Noel was present to guide visitors through the space, to shed light on some technological mysteries, and to tell stories relating to his experiences with obsolete or obscure machines and processes. With numerous bulbs lit and fans buzzing in the room, it was as if we sat around an electrical campfire, impelled to reflect on the nature of technology and our world. One story Noel related was based on a found slide of a man in Vietnam who had built a resourceful shade structure out of bamboo and mud under which to work. The artist's enthusiasm about efficient uses of energy and a relationship with nature, about graceful design and creative engineering, is exemplified in his anecdote and courses through his own work.
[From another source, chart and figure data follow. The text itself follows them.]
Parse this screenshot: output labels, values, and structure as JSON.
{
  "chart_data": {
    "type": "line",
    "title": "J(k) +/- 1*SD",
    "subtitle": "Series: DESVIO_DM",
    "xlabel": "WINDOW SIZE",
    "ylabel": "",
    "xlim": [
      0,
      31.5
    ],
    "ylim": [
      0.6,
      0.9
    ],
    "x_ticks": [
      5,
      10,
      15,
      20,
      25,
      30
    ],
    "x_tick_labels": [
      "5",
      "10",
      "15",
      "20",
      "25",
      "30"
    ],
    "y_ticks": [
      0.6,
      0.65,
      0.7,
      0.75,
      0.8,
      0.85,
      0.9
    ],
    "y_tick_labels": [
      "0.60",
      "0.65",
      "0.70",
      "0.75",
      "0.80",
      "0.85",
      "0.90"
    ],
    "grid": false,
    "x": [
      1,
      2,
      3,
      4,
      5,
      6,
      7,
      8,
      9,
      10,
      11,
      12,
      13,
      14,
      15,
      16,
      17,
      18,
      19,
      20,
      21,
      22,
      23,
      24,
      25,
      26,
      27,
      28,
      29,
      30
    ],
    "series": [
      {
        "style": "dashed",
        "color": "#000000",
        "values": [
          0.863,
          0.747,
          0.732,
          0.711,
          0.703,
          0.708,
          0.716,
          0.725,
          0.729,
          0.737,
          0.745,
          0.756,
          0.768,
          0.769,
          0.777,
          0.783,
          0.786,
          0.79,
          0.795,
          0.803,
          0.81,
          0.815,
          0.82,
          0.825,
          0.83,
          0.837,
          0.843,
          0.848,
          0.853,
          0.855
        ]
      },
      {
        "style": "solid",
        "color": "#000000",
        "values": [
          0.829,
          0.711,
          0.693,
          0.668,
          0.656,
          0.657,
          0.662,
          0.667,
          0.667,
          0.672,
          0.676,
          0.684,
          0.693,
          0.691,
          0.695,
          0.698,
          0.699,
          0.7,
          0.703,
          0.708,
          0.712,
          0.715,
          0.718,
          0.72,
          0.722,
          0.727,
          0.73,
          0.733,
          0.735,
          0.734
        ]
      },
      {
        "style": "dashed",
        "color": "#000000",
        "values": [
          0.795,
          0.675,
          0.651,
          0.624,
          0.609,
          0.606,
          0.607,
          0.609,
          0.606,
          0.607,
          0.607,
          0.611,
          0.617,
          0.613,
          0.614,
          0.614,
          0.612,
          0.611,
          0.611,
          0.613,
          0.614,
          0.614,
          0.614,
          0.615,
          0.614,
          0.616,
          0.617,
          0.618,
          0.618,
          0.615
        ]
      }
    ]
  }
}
Much of the imagery in Noel's recent work has examined either man-made structures and technologies such as geological surveying, or the technology of nature found in the microcosms of insect worlds. In A Panoptique Diapositive, slides of construction sites, houses, roadways, machines, fences, and other inventions symbolize an infiltrated world of productivity and the transformation of natural resources into infrastructure. The photographic process of turning the solid matter of buildings into the weightless material of light, echoes many contemporary artists' concerns to work more immaterially, therefore not adding matter to the already cluttered world. A Panoptique Diapositive Diorama offers an immersive and saturated, yet immaterial and non-commodifiable experience, in which to feel space more fluidly, subtly proposing that through an immersion of self in world, we may rethink our relationships to nature, making diaphanous of the diabolical.